The formulas for the regression coefficients mirror the same "adjustment" process. If the correlation between the first predictor and y represents the total effect of the first variable on y, then the beta weight shows the direct effect of the first variable after removing the its indirect path through the second predictor. Again, when the predictors are uncorrelated, the beta weight equals the correlation with y.


We speak of this adjustment as controlling for the other variables in the regression equation. Since we have only two independent variables, we can talk of the effect of variable 1 on y controlling for variable 2. Such a practice seems to imply that the meaning of variable 1 has not been altered by the controlling for variable 2. We can be more specific by letting variable 1 be a person's weight, variable 2 be a person's height and the dependent variable be some measure of health. What is the contribution of weight to health controlling for height? Wait a second, weight controlling for height is not the same variable as weight. We have a term for that new variable; we call it obesity. Simply stated, the meaning of a term changes as move from the marginal (correlations) to conditional (partial correlations) representations.

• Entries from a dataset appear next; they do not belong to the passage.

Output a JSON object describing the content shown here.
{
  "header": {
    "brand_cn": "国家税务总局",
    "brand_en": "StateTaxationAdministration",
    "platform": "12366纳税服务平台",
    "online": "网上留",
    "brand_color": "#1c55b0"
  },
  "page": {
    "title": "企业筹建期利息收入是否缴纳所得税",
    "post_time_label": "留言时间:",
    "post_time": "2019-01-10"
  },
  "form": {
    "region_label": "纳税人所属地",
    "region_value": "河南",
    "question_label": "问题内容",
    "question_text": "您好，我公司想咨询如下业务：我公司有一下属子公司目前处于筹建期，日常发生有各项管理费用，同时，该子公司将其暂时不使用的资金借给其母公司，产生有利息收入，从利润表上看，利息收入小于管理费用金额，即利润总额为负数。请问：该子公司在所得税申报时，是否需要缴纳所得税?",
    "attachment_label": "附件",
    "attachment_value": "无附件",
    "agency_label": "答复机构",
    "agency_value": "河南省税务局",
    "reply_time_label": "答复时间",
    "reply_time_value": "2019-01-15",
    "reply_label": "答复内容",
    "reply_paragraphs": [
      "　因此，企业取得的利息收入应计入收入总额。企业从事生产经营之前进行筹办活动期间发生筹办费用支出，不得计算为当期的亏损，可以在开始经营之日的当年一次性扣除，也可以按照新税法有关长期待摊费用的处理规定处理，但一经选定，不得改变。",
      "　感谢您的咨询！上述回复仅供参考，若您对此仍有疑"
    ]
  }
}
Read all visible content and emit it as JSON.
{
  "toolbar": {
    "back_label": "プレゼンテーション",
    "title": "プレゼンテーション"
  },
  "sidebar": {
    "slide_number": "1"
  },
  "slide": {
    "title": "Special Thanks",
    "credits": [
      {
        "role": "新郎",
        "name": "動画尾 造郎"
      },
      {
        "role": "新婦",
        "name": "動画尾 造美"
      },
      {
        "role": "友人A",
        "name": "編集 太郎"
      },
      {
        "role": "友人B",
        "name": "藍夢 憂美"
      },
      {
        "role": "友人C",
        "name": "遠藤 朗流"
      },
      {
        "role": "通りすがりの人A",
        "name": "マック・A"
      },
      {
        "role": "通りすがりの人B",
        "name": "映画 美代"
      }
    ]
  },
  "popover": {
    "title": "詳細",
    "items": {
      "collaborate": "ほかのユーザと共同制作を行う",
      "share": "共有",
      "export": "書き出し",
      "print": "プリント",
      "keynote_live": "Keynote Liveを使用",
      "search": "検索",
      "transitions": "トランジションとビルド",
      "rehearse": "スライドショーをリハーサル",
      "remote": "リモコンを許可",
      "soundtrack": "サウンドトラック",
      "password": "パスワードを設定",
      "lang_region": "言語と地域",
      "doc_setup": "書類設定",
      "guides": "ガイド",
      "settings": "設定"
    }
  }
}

None of this is an issue when our goal is solely prediction. Yet, the human desire to control and explain is great, and it is difficult to resist the temptation to jump from association to causal inference. The key is not to accept the data as given but to search for a representation that enables us to estimate additive effects. One alternative treats observed variables as the bases for latent variable regression in structural equation modeling. Another approach, nonnegative matrix factorization (NMF), yields a representation in terms of building blocks that can additively be combined to form relatively complex structures. The model does not need to be formulated as a matrix factorization problem in order for these computational procedures to yield solutions.